During this Project, we have a tendency to study the matter of sub-dataset analysis over distributed file systems, e.g., the Hadoop file system. Our experiments show that the sub-datasets distribution over HDFS blocks, that is hidden by HDFS, will typically cause corresponding analyses to suffer from a seriously imbalanced or inefficient parallel execution. Specifically, the content clustering of sub-datasets results in some computational nodes carrying out much more workload than others; furthermore, it results in inefficient sampling of sub-datasets, as analysis programs can typically browse massive amounts of irrelevant data. We have a tendency to conduct a comprehensive analysis on how imbalanced computing patterns and inefficient sampling occur.
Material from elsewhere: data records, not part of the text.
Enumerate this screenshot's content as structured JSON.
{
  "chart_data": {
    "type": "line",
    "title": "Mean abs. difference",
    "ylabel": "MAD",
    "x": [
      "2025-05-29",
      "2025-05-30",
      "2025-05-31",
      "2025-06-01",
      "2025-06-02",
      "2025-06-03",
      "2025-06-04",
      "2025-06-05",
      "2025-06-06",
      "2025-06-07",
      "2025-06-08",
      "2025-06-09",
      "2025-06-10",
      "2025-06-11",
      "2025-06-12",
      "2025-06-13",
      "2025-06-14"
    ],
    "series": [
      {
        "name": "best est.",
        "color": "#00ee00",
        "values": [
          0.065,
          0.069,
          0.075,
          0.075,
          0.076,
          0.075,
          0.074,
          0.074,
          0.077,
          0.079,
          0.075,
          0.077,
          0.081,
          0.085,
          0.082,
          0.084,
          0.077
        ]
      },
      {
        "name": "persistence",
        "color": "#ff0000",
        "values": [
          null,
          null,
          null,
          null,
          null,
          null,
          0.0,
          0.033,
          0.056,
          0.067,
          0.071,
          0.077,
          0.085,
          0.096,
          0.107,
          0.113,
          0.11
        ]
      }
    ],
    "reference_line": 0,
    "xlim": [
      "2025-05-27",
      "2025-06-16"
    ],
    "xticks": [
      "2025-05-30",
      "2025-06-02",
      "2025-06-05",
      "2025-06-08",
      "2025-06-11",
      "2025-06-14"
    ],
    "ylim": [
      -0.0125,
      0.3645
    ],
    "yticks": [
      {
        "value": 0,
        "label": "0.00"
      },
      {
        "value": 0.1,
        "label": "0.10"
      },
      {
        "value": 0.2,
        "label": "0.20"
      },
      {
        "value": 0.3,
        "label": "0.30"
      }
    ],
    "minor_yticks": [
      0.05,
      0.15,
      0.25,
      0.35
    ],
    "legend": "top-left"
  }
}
We have a tendency to then propose a storage distribution aware technique to optimize sub-dataset analysis over distributed storage systems referred to as DataNet. First, we tend to propose an economical algorithm to get the meta-knowledge of sub-dataset distributions. Second, we tend to design an elastic storage structure called ElasticMap based mostly on the HashMap and BloomFilter techniques to store the meta-information. Third, we have a tendency to employ distribution-aware algorithms for sub-dataset applications to attain balanced and economical parallel execution. Our proposed method can profit completely different sub-dataset analyses with varied computational necessities. Experiments are conducted on PRObEs Marmot 128-node cluster testbed and also the results show the performance edges of DataNet.